On Friday night, the red carpet will be rolled out at the Sun Dome for a night of films written, directed and edited by USF students.
This event is the finale to Campus MovieFest (CMF), a competition that took place on campus in early February. The finale will feature the top 16 movies and highlight all the other entries, with a chance to win door prizes.
CMF is the world’s largest student movie festival and is open to all students, regardless of filmmaking experience.
“The main goal of CMF is to throw a new and exciting event on campus, one that the students can actively participate in or just go watch,” said Brandon Chong, director of educational programs for CMF.
Students at a University Film and Video Association pre-festival meeting on Jan. 31 were excited about the competition. Following the meeting, the room was buzzing with film ideas and students recruiting each other’s help on their projects.
Although students at the film club meeting seemed excited, as did many members of the CMF Facebook group, not as many students participated as Chong had expected. When he spoke at the meeting the count of participating teams was at 79.
“The new record for the amount of teams is 100, so I’m hoping for 120 from this campus.

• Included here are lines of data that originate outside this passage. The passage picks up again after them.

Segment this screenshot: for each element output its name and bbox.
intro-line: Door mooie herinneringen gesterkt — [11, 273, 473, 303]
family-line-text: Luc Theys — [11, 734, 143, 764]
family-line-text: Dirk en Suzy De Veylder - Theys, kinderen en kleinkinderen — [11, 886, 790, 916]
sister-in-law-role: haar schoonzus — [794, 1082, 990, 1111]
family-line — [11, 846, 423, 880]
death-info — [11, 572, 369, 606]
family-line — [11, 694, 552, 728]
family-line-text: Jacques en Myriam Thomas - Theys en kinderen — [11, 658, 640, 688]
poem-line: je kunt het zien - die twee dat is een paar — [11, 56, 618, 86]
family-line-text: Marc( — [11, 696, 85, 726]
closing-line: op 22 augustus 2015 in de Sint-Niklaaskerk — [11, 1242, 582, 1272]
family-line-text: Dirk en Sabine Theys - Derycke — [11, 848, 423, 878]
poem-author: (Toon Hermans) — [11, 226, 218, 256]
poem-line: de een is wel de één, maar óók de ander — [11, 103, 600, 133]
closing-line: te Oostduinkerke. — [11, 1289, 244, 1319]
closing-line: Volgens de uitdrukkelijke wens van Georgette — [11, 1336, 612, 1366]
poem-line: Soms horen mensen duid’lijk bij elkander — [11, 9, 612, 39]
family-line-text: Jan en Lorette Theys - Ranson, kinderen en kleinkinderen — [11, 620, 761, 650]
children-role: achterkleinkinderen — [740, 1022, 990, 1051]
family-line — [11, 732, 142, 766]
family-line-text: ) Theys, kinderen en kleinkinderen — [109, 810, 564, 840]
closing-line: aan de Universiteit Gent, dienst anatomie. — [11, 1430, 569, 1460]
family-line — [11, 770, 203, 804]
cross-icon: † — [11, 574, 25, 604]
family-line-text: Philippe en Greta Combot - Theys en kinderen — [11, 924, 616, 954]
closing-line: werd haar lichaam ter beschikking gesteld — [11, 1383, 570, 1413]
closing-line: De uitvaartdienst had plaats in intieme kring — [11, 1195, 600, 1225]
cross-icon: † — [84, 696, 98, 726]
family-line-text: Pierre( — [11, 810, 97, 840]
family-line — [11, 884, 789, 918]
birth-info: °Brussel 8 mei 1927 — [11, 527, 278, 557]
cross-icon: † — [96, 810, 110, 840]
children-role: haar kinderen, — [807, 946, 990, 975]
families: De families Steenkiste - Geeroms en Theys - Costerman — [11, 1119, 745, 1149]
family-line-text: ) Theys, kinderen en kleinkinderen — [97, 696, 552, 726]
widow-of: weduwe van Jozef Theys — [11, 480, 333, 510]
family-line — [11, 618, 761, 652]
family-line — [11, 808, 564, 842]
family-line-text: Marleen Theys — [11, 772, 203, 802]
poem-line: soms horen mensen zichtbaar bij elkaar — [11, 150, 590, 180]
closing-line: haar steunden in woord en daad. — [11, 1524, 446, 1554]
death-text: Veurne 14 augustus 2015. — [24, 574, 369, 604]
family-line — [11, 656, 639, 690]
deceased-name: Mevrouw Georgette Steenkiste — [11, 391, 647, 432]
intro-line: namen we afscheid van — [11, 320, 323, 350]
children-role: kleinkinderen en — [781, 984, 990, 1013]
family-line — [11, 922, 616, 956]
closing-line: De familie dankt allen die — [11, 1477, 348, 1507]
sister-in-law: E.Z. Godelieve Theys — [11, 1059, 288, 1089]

UCF was at 85, and I know you want to beat them,” Chong said at the time.
USF didn’t set a new record or beat UCF’s participation numbers. Chong said that of the 80 teams that signed up to participate, only about 50 turned in movies.
For the competition, students were given one week and all the necessary film equipment to create a five-minute movie. It sounded like an easy task, but once classes, conflicting schedules, editing and uncontrollable variables like sunlight and traffic were added in, the activity became more of a challenge.
Students may have run into the same problem that senior Marie Thomas did. The political science and Africana studies major said that juggling the festival with classes and other commitments would be tough, but she was still determined to make her movie, even if it meant she had to shoot it all in one day.
Jesse Newman, a junior studying sociology and humanities, and Sarah Wilson, a sophomore studying mass communications, were up for the challenge, too. All the members of their team sacrificed something. Some missed classes and went without sleep, while others had to do a lot of extra driving to squeeze filming in between other commitments.
“It will be all worth it, though, when the film is finished,” Newman said during the contest. “And hopefully we’ll see our movie on the screen at the finale.”
Newman and Wilson spent the week making a comedy/drama called “The Wall.”
“The hardest part is organizing. Getting people this time of year, everyone has obligations. We’re not paying anyone so the script has to energize people,” Newman said. “In Hollywood they pay people, so you get lame movies. But if you have a creative script you can get people to stand behind it, even with no pay.”
Their script told the story of a guy whose girlfriend was stolen from him by his best friend, but Newman and Wilson twisted this typical storyline into something unique.
Most of the actors had never done a film before, so Newman and Wilson trained them on the set. “There was also little time to rehearse, so passionate performances were being pulled out of thin air,” Wilson said.
Additionally, conflicting schedules or the disappearing sun resulted in time crunches, so details of a shot had to be figured out on the set. However, Newman’s filmaking experience left him more prepared for other difficulties.
“One advantage I think we have is our experience. We know a lot of the subtleties that other teams have to figure out (which) cut into their time even more,” Newman said.
There were not many rules for the festival other than the length of the movie – it could not extend longer than five minutes – and 90 percent had to be filmed within the week. The movie could be a comedy, drama, horror, documentary, adventure, animation or even a music video.
“Unlike some of the 48-hour festivals, there’s no theme. We just want you make a great movie. Tell your story,” Chong said at the pre-festival meeting.
The submissions were cut down to a group of around 40 of the best films by CMF. Then a panel of USF students and faculty selected 16 from the remaining films.
The top entries from USF will compete against the top films from each of the other five participating Florida colleges. In early April, the top 16 in the state will be showcased at the regional finale.
The team leaders of the Best Comedy, Best Drama and Best Picture nationwide will be flown to Los Angeles to meet with top talent agents and studio executives. Fifteen participants in the national competition will also be chosen to intern at the Cannes Film Festival.
Winners also have the chance to have their movies showcased in a variety of media, including mobile video, in-flight programming and film festivals around the United States, including the 2009 Gasparilla Film Festival in Tampa.
The CMF finale will be at the Sun Dome on Friday, Feb. 29. The doors open at 7 p.m. and the show begins at 7:30.